The UK Medicines and Healthcare products Regulatory Agency (MHRA) has approved a new drug for non-small cell lung cancer (NSCLC) via a national procedure.

Stock image of a woman sitting in a chair with a drip in her left hand which is being checked by a person in medical scrubs

The UK Medicines and Healthcare products Regulatory Agency (MHRA) has approved a new drug for non-small cell lung cancer (NSCLC) via a national procedure. The international unbranded name of the new drug is sugemalimab, to be sold under the brand name Eqjubi in the UK and known as Cejemly elsewhere.

Most lung cancers fall under the umbrella of NSCLC, which accounts for 80–85% of lung cancers, while small-cell lung cancer affects only about 15% of people with lung cancer. A recent, randomised, double-blind trial showed the efficacy of sugemalimab as a first-line treatment for metastatic NSCLC in combination with platinum-based chemotherapy compared with chemotherapy alone and placebo. Metastatic NSCLC is cancer which originates in the large cells of the lungs and then spreads elsewhere in the body. There are about 47,000 diagnoses of NSCLC in the UK every year.

Cancer cells can contain a protein called programmed death-ligand 1 (PD-L1), which can prevent immune cells from recognising cancer cells as a threat and eliminating them. Sugemalimab works by blocking PD-L1, thereby allowing the body’s natural immune cells to recognise and destroy cancer cells.

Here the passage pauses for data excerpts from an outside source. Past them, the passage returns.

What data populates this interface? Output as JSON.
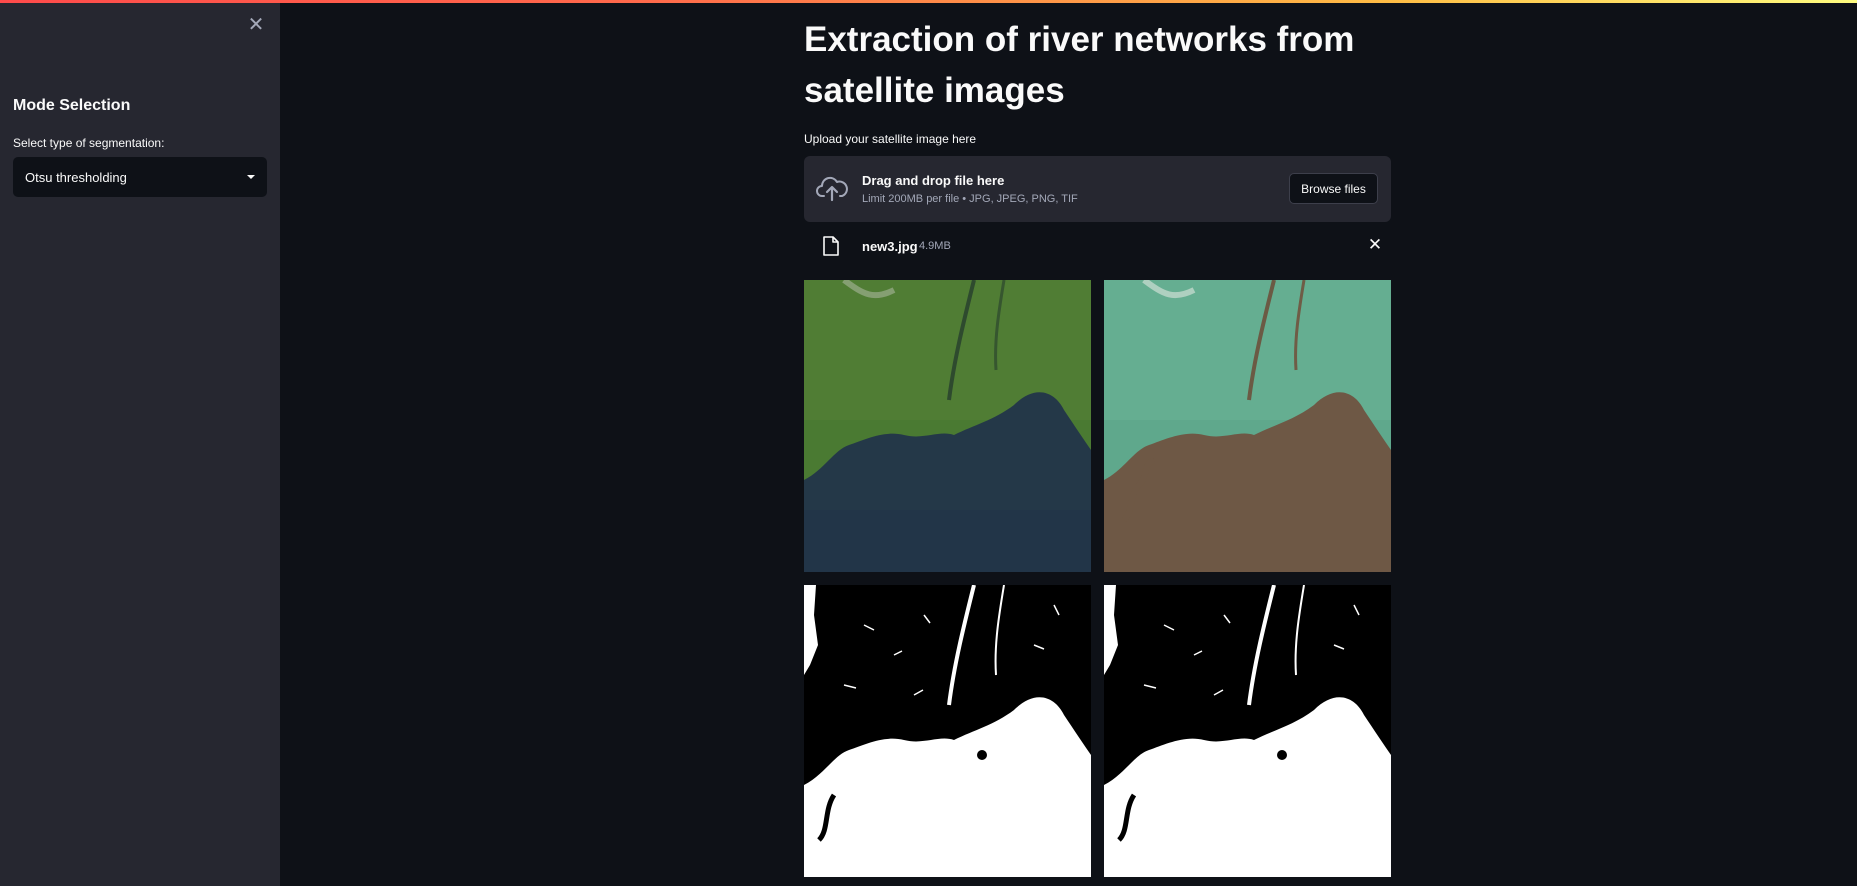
{
  "sidebar": {
    "close_glyph": "✕",
    "heading": "Mode Selection",
    "select_label": "Select type of segmentation:",
    "select_value": "Otsu thresholding"
  },
  "main": {
    "title": "Extraction of river networks from satellite images",
    "upload_label": "Upload your satellite image here",
    "dropzone": {
      "title": "Drag and drop file here",
      "subtitle": "Limit 200MB per file • JPG, JPEG, PNG, TIF",
      "browse_label": "Browse files"
    },
    "file": {
      "name": "new3.jpg",
      "size": "4.9MB",
      "remove_glyph": "✕"
    }
  },
  "colors": {
    "background": "#0e1117",
    "sidebar": "#262730",
    "accent": "#ff4b4b"
  }
}
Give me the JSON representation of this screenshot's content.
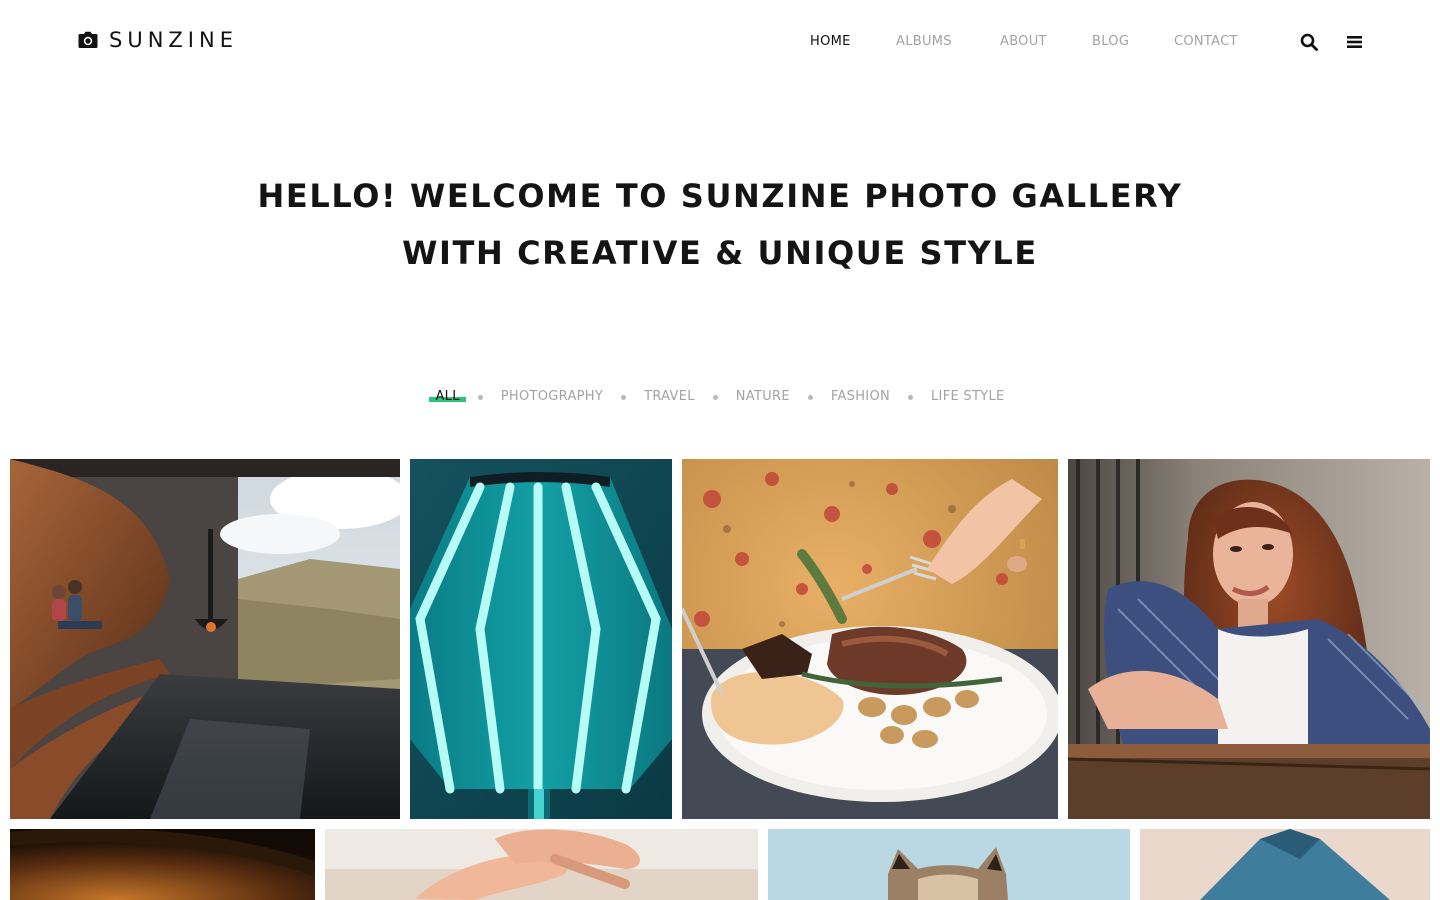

The findings from the trial showed an improvement both in the length of time before patients’ cancer worsened and length of life. It is delivered to patients every three weeks via a drip.

Sugemalimab was approved by the Chinese National Medical Products Administration (NMPA) in 2022 and by the European Medicines Agency in July 2024. The MHRA followed recently, approving the drug for use in the UK on 30 October 2024. According to the manufacturer, the US Food & Drug Administration (FDA) has granted Orphan Drug Designation and Breakthrough Therapy Designation to sugemalimab, but it has not yet given a statement to this effect.

Some side effects were reported during the trial, and the MHRA is encouraging patients taking sugemalimab to report any side effects via the Yellow Card scheme, as well as reporting them to their doctor, nurse or pharmacist. More information can be found in the summary of product characteristics on the drug, published by the MHRA in November 2024.